Here’s what I did with mine.
It got me thinking about how I could start an art collection (with the sole aim of one day owning an Abbey McCulloch piece). I was not wealthy, not from a wealthy family and unlikely to become wealthy – it just doesn’t suit my gypsy nature. So I set about collecting small works here and there, made a mission whilst travelling anywhere to find a small work to add to my collection. I must say after 10 years I have curated a rather nice collection of large and small pieces – all of which have stories to tell of how they came to me. I still do not own my coveted piece – but there is plenty of time to pursue that dream.
Now that I am living surrounded by art, I have become hyper aware of the lack of art in people’s homes. Whilst some may find my lack of personal photos around the place a spartan approach to connectivity, I find the lack of art in a home to be an equally spartan approach. It doesn’t matter if the art is from your own hands, your child’s imagination, a favourite photograph from a magazine framed and hung or a well-known artist you adore.

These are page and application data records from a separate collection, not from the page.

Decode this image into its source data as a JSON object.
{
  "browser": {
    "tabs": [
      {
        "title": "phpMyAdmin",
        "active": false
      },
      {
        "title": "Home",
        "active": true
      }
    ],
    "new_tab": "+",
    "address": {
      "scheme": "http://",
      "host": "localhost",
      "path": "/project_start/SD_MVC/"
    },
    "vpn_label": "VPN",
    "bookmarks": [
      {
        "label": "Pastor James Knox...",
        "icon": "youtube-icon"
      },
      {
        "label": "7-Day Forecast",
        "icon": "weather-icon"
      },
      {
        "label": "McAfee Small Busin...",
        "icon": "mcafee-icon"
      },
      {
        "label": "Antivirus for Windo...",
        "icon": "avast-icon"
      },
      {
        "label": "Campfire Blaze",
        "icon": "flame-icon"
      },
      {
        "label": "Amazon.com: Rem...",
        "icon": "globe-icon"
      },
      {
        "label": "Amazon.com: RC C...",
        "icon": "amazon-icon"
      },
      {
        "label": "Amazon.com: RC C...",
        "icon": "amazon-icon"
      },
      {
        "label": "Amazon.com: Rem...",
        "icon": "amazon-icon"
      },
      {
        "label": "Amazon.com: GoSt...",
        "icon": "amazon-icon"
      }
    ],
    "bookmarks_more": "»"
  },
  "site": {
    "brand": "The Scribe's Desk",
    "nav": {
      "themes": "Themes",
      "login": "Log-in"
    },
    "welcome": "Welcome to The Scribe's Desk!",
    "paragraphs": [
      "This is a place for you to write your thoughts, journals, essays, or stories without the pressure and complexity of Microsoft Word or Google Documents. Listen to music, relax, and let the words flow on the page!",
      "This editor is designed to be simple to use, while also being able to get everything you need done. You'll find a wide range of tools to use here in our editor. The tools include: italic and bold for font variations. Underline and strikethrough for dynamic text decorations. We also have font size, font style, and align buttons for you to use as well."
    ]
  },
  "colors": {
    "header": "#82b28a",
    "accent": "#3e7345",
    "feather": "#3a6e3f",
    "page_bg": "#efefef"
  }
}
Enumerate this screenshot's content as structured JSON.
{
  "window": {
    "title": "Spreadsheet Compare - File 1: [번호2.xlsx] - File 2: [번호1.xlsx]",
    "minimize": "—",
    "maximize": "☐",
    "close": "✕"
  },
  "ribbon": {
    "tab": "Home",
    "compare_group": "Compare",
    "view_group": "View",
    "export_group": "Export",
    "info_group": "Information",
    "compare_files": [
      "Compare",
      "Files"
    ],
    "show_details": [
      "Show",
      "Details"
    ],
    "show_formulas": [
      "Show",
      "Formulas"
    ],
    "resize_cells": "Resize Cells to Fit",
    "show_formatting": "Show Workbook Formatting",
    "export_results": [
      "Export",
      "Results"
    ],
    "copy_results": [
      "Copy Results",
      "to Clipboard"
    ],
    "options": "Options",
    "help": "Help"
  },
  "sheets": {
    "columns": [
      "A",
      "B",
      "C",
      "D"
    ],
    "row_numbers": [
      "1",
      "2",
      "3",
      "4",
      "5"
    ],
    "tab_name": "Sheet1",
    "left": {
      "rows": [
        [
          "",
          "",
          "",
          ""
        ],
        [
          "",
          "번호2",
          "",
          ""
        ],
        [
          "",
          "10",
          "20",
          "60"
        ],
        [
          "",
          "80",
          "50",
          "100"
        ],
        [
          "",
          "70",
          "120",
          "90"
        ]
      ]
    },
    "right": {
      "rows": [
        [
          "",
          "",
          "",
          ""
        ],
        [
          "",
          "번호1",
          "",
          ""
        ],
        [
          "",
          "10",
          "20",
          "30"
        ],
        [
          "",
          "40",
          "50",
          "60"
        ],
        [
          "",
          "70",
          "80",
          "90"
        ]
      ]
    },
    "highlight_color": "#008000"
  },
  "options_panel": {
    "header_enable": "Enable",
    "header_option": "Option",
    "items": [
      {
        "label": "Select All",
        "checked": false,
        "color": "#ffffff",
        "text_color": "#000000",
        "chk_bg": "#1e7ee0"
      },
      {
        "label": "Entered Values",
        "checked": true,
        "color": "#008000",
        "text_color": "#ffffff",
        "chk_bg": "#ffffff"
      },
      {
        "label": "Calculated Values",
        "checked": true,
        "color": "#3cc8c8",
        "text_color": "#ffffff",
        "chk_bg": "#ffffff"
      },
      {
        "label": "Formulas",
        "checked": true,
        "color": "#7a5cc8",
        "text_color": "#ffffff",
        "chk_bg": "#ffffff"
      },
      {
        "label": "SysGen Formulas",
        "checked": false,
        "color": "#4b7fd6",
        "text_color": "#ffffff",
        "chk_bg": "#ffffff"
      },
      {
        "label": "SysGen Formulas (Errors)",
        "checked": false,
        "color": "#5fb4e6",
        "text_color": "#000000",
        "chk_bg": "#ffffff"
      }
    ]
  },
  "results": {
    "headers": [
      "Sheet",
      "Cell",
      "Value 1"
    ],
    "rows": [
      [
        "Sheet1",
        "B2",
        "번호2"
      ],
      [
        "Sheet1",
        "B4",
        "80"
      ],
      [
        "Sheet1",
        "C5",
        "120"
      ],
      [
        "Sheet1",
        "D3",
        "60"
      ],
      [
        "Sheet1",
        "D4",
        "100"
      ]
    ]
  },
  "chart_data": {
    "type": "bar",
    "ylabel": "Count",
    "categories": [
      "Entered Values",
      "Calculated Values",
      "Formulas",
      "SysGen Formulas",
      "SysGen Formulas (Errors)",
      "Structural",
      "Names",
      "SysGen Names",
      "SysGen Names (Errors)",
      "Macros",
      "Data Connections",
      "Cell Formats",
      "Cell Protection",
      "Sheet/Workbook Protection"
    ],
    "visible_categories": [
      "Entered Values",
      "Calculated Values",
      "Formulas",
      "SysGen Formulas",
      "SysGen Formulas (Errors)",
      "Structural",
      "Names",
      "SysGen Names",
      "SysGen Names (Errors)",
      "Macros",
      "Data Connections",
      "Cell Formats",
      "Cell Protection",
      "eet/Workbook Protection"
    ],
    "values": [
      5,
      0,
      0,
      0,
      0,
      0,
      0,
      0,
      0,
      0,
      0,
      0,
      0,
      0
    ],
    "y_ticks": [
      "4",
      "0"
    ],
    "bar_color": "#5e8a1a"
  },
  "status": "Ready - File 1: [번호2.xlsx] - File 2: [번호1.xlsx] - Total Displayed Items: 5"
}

Art opens up a world of beauty and intrigue – simply because there is no language attached, your questions remain unanswered and so you are left with your own thoughts and feelings for reflection. Now you are really connecting – with you.
No two people will relate to a piece of art in the exact same way. People that see my home collection have varied responses to each piece, some love one, some really dislike another, some just can’t decide what the piece is about and have so many unanswered questions. I get to watch people ponder – and for a gypsy girl, that is truly mesmerising.
So I thank you Frankie and Abbey McCulloch. Thank you, thank you, thank you. I am sure I am not the only person who felt the same spark the day you both hit the stands.